The associate professor of cinema and televisions arts recently completed the third edition of “Multimedia Foundations: Core Concepts for Digital Design,” a comprehensive textbook that highlights the skills necessary to be an effective modern storyteller.
Following the release of the third edition of “Multimedia Foundations: Core Concepts for Digital Design,” Vic Costello said he feels strongly that his “fully updated” textbook has reached a new level.
“I always thought the third edition would be the best edition,” said the associate professor of cinema and televisions arts. “For the first edition, you are just trying to crank it out – and it isn’t close to perfect. And the second edition is a chance to advance the book and include material you may have overlooked. But with the third edition, and having years of experience using the book, this edition has an improved narrative flow. And the way it is structured, and how the content is presented, really helps lead you from each chapter to the next.”

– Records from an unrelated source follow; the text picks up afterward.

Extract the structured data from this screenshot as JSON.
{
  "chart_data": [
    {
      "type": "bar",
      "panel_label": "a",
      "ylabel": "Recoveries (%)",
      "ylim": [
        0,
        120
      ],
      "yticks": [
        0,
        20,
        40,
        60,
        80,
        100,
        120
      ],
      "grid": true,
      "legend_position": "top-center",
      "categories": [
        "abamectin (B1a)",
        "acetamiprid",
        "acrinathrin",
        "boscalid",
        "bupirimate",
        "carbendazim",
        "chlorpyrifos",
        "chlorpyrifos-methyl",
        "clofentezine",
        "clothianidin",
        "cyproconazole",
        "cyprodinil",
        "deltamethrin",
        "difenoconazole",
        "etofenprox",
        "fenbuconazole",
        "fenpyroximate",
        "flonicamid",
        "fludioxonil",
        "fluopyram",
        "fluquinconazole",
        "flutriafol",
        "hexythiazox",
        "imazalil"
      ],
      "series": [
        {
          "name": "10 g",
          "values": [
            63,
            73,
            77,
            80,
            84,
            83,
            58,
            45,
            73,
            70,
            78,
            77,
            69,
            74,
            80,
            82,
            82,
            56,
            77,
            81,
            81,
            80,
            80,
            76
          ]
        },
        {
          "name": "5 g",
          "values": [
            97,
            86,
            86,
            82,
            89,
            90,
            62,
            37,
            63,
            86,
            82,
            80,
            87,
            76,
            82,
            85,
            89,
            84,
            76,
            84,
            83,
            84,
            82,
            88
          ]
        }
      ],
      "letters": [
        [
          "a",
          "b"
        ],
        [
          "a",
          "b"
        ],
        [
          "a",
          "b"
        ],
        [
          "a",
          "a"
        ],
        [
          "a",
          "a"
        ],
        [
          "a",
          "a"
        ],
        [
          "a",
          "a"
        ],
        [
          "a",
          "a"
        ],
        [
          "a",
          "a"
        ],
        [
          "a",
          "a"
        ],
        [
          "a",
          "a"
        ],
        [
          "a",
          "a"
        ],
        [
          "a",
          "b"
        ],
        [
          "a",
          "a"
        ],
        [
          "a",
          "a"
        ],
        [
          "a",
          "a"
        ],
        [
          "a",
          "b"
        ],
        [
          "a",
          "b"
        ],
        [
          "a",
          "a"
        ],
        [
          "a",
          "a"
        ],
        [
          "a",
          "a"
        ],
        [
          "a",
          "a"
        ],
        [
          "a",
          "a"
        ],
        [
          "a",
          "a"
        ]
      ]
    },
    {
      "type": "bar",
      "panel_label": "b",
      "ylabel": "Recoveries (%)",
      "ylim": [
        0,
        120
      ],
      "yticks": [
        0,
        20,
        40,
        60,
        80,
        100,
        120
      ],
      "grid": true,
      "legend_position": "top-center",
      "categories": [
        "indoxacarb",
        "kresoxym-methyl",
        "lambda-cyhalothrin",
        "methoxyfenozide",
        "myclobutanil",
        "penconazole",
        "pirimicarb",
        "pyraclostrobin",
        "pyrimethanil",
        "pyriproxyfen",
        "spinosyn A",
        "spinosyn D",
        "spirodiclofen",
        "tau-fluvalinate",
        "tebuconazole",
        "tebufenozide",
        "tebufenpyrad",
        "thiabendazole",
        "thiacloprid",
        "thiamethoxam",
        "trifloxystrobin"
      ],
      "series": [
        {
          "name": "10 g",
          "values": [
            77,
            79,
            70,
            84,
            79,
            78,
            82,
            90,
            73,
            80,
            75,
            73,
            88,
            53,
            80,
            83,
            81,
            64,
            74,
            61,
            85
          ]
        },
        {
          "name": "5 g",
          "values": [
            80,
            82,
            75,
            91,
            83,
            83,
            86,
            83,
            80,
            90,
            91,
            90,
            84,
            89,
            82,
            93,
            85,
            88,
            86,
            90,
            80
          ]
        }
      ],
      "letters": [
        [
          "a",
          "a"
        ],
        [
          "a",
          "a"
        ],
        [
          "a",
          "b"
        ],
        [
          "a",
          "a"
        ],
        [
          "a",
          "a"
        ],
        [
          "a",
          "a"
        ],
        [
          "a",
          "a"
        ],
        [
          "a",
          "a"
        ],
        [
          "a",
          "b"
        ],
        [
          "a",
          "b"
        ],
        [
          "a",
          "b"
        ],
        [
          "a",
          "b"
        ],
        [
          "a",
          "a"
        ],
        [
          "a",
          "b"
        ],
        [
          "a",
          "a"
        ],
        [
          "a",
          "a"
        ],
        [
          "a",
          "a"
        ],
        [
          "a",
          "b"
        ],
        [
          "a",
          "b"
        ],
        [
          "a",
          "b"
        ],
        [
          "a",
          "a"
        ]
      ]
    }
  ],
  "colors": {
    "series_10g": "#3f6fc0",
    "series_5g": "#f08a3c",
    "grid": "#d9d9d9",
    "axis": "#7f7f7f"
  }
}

Published in mid-July by Routledge Taylor & Francis Group, “Multimedia Foundations” is a comprehensive resource for students who want to become effective modern storytellers and have an interest in journalism, film production, animation and game design, interactive media, web and graphic design, and other areas of modern media. Presented in full color with hundreds of vibrant illustrations, the third edition highlights new sections on digital asset management and media workflows, design thinking, inclusive design, color theory, photography composition, interview and B-roll acquisition techniques, and editing stages and postproduction workflows.
The 502-page book is also accompanied by supplemental online resources, including a glossary of terms, chapter PowerPoints, and sample text banks.
While Costello oversaw most of the book’s content, writing 12 of the publication’s 14 chapters, Professor of Strategic Communications Qian Xu and Senior Lecturer in Journalism Kelly Furnas contributed two important chapters to a new interactive media section. Xu examined usability and user interface design, updating her chapter from previous editions. Furnas provided a deep dive into coding for web and mobile media, covering new ground for the publication.
“The book focuses on what I’ll call transferrable concepts – principles that don’t necessarily change over time. These topics are more evergreen. But this new edition, and its new content, were long overdue, and I am delighted to finally see it in print,” Costello said. “Admittedly, interactive media is not in my wheelhouse, so I brought in Qian, a nationally recognized expert in user design, and Kelly, who is an expert in coding and regularly teaches it. I needed that level of expertise for those chapters, and I’m so appreciative of their great work.”
Additionally, Senior Lecturer of Communication Design Randy Piland, a veteran photojournalist, contributed more than 30 images to illustrate ideal composition and exposure techniques.
Costello expressed excitement for the new textbook, which is widely used in Elon’s Creating Multimedia Content class – a required course in the School of Communications.
“There was a lot of thought and intentionality that went into the book, and it is great to have it in hand heading into the semester,” Costello said. “It was a significant undertaking, which required release time and work over the summer. It took a year of dedicated focus to get the third edition to the publisher on time. And I’m very thankful for the administrative support I’ve received along the way.”